Presidents are human. Like each of us, they will say and do things in the heat of a moment, in a moment of weakness, that serve their best interests without regard for others' well being. Like you and me, they will lie.

And yet our system can work. The Supreme Court decision in the Pentagon Papers case is proof of that. But the people have to care. The people have to stand for something.

When asked who had ultimately influenced him to turn on the government he had so long wanted to serve, Ellsberg answered:

Less ... the [anti-war] demonstrators, actually, than by people that I'd met who were paying a much higher price in their lives to make a very strong message than people who were in a demonstration. People who were going to jail rather than go to the draft and Vietnam, and rather than go to Canada or become conscientious objectors or go in the National Guard like Clinton made an effort to do, and so forth, or Quayle or others. They had a number of options to avoid combat in Vietnam, including being a conscientious objector. But they chose, actually, to make the strongest statement that you could that the war was wrong, that it should end, and that they would not cooperate with it in any way, even by accepting CO status. And they accepted prison as a result.

I met one in particular named Randall Keeler in late August of 1969, and when I understood to my amazement that he was on his way to prison shortly, that he was about to be tried for draft resistance and expected to go to prison, where he did go for two years, it had a shattering effect on me to realize that we were in a situation where men as attractive in their intelligence and commitment as Randy Keeler found that the best thing they could do was to accept prison to try to raise a moral issue to their countrymen.

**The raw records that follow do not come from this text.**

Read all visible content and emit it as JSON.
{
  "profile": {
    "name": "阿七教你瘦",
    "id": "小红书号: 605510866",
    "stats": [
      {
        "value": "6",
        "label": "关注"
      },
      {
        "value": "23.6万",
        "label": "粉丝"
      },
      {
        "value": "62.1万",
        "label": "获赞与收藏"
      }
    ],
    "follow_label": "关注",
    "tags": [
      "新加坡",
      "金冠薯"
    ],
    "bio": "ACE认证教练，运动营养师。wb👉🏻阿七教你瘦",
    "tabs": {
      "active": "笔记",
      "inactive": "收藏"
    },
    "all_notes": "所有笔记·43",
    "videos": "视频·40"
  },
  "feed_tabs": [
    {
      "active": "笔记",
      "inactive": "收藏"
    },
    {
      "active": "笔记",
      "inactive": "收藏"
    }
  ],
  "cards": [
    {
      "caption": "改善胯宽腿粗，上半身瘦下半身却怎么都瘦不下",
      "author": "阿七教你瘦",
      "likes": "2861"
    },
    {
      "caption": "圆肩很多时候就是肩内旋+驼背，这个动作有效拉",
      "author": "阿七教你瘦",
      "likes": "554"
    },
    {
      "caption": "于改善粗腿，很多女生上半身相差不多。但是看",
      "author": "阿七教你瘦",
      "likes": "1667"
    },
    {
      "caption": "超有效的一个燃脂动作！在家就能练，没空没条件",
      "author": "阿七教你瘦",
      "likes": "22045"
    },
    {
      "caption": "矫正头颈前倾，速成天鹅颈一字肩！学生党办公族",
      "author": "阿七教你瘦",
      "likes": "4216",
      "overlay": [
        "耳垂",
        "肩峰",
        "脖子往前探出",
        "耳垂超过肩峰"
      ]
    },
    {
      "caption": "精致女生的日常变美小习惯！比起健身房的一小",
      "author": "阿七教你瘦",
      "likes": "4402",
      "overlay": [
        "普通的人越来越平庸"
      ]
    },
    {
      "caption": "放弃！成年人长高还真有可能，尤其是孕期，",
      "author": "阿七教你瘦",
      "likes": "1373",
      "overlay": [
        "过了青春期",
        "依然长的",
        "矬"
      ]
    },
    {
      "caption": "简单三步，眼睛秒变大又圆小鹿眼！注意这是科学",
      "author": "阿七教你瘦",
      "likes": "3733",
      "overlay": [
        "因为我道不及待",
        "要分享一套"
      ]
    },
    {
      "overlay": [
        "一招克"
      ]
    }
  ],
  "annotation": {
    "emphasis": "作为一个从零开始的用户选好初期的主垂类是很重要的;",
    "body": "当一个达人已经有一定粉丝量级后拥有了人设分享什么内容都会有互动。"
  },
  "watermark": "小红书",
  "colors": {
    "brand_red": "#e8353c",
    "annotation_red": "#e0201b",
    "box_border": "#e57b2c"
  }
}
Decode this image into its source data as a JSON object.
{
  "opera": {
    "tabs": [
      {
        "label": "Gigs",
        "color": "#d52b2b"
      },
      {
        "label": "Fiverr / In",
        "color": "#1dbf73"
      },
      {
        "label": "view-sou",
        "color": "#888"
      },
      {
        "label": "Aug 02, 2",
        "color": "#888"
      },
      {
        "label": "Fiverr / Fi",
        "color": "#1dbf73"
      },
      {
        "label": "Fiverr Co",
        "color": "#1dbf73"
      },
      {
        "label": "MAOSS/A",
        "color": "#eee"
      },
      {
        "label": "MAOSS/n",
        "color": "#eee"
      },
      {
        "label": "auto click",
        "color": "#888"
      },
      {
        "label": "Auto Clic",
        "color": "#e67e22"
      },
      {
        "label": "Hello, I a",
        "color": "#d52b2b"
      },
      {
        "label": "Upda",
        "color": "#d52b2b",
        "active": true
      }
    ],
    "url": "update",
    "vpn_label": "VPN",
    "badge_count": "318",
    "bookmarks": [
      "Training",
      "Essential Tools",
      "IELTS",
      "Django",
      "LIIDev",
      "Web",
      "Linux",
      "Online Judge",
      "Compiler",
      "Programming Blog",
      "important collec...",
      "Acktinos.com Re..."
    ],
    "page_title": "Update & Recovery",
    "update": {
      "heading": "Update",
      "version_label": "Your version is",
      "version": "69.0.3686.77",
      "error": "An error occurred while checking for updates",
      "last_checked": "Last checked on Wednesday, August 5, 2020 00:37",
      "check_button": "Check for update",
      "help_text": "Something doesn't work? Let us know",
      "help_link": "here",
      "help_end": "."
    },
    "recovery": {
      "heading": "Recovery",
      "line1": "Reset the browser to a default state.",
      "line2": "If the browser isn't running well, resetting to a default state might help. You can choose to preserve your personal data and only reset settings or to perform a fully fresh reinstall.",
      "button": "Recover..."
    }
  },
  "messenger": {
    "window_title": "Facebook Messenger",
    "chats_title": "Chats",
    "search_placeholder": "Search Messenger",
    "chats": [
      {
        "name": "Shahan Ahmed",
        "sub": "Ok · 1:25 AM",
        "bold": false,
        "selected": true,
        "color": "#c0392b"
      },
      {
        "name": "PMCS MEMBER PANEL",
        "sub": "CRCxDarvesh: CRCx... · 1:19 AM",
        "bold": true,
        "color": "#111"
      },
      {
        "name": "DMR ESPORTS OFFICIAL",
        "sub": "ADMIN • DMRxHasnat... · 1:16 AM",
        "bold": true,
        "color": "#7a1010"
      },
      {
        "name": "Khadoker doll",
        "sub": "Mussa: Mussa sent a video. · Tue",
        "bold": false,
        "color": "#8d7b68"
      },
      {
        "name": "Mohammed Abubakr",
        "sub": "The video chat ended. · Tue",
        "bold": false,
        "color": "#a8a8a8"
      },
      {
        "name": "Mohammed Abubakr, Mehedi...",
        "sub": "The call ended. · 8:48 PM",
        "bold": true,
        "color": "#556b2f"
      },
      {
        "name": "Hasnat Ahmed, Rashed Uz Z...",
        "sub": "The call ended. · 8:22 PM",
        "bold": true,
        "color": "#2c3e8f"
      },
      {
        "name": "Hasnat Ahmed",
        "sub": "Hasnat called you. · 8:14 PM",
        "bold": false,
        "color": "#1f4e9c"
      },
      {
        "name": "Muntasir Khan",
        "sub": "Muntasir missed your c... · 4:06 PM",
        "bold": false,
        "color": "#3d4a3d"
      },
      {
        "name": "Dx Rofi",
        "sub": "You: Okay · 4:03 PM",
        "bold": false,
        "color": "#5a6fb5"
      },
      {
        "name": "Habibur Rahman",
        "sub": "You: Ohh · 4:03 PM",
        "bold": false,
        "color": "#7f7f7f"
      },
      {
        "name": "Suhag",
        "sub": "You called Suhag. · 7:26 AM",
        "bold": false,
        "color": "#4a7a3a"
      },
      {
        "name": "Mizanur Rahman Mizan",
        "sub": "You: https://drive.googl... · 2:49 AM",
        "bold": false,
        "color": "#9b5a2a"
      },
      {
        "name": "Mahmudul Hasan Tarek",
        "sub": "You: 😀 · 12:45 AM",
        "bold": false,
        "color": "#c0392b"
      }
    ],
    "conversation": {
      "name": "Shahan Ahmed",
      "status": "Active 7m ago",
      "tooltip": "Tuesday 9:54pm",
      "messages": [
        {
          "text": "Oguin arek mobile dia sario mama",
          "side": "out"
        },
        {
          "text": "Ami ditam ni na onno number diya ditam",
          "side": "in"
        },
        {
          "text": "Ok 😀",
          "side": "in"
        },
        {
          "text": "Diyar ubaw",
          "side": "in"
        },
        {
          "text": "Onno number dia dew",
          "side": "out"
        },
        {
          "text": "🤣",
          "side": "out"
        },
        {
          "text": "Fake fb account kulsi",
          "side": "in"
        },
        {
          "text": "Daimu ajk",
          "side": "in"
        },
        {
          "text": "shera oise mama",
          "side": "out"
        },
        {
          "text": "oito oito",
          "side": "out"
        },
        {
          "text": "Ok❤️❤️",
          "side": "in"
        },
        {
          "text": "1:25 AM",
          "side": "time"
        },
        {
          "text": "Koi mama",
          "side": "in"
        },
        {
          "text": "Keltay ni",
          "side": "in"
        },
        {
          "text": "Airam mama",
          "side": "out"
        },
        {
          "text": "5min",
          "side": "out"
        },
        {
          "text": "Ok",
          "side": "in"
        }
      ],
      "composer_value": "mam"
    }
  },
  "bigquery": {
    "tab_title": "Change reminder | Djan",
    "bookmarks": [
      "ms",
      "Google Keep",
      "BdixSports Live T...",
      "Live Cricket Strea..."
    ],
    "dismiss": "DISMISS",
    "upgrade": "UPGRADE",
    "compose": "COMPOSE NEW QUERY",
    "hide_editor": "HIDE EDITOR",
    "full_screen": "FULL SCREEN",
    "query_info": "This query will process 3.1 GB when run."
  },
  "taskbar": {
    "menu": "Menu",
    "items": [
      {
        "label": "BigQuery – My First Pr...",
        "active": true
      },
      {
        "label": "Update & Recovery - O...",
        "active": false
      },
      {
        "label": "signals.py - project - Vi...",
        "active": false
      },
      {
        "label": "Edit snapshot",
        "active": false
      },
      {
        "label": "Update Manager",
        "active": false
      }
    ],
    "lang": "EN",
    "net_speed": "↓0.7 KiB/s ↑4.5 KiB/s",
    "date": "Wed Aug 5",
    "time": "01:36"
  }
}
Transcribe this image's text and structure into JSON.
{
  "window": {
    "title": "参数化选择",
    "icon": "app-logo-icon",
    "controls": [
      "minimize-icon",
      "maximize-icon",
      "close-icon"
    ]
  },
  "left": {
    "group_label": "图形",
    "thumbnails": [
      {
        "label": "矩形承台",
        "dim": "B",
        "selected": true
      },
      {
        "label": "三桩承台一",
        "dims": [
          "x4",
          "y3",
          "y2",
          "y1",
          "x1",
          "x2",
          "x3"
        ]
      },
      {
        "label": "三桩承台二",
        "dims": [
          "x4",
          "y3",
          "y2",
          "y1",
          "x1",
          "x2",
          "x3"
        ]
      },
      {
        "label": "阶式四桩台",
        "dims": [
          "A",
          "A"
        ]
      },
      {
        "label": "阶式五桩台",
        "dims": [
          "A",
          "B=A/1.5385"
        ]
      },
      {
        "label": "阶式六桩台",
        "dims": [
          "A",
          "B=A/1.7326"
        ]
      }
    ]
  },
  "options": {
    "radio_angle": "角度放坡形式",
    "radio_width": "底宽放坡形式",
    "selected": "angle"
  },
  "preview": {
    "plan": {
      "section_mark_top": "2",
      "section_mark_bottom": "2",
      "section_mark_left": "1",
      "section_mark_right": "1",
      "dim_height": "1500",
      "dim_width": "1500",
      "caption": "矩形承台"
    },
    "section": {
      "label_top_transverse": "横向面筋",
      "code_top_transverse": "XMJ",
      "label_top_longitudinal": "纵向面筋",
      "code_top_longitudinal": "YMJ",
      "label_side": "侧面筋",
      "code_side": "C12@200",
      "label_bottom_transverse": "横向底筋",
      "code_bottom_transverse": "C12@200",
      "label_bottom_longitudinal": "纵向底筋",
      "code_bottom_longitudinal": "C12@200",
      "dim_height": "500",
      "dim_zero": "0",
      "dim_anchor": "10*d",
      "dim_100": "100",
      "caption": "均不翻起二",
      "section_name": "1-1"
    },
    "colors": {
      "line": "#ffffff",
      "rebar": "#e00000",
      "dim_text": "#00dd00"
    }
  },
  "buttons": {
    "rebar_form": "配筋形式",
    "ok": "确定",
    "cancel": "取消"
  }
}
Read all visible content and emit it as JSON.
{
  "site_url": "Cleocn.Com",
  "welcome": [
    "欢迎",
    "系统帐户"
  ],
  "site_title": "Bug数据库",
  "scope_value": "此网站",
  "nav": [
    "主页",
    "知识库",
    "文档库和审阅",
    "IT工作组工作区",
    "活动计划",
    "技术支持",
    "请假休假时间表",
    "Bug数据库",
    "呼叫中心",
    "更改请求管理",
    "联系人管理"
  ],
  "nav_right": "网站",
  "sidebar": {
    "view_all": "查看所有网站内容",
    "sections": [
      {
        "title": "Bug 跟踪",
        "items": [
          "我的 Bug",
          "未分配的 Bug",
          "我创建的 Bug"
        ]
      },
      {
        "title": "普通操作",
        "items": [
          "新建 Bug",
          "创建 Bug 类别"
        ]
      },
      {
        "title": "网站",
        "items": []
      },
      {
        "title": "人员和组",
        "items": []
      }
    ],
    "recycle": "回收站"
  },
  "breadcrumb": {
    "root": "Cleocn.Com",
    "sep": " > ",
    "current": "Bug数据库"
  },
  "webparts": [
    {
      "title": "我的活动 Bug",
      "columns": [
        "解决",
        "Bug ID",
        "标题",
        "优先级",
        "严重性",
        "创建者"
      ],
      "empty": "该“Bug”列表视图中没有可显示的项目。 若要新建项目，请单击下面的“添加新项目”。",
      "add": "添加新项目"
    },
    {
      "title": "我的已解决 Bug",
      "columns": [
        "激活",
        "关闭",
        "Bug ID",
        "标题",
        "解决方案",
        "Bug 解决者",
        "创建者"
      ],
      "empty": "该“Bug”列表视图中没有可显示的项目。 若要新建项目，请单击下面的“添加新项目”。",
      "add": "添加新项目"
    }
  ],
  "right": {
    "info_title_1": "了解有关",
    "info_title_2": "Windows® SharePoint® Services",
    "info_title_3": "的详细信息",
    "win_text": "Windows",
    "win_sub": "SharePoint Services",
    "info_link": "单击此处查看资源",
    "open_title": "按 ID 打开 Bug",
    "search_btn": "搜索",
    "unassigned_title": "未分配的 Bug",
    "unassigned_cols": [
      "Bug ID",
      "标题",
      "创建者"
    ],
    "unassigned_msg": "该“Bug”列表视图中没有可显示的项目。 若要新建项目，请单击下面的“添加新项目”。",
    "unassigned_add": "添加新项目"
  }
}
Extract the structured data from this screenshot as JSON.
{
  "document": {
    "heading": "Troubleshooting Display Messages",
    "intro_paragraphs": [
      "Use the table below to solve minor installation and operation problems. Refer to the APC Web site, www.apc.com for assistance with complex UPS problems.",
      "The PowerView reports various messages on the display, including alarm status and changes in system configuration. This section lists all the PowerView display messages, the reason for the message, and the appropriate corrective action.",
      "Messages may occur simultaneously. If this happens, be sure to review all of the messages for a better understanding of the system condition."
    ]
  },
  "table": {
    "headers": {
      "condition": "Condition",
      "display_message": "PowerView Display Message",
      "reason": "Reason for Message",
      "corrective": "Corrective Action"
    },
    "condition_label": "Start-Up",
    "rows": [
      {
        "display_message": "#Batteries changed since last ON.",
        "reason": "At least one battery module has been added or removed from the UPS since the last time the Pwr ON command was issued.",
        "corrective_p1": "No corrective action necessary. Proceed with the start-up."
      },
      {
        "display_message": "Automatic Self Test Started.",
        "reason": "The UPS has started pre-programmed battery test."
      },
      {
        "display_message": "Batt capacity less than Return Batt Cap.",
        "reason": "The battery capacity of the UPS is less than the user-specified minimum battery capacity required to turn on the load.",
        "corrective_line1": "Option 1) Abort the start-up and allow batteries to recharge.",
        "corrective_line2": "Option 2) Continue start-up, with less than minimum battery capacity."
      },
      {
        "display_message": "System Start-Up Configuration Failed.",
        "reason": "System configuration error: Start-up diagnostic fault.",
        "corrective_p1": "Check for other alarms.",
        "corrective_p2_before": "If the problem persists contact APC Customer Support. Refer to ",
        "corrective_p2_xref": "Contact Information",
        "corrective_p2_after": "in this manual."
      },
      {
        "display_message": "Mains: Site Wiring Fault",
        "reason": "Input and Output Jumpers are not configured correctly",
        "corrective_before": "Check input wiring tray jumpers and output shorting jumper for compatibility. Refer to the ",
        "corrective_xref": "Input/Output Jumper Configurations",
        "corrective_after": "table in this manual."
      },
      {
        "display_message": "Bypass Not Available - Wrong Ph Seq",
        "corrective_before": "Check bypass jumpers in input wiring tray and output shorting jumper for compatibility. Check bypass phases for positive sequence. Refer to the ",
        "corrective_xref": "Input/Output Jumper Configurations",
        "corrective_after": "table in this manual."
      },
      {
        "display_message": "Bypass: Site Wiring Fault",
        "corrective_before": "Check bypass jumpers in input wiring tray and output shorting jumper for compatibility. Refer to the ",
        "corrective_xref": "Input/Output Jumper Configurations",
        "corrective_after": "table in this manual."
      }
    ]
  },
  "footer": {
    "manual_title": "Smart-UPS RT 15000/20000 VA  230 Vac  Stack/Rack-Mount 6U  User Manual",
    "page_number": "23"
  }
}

Our democracy works when people educated and informed, when they are involved, and when they are willing to speak out. And ultimately, when they are willing to sacrifice something personal in the face of losing something much larger.

So I say this: if people truly care about the future of their children, the best they can do for them is to ensure that they grow up to live in a Republic that still respects the rule of law and preserves the rights so carefully enshrined in the Constitution.

What life does mere security offer if the living enjoy no liberty?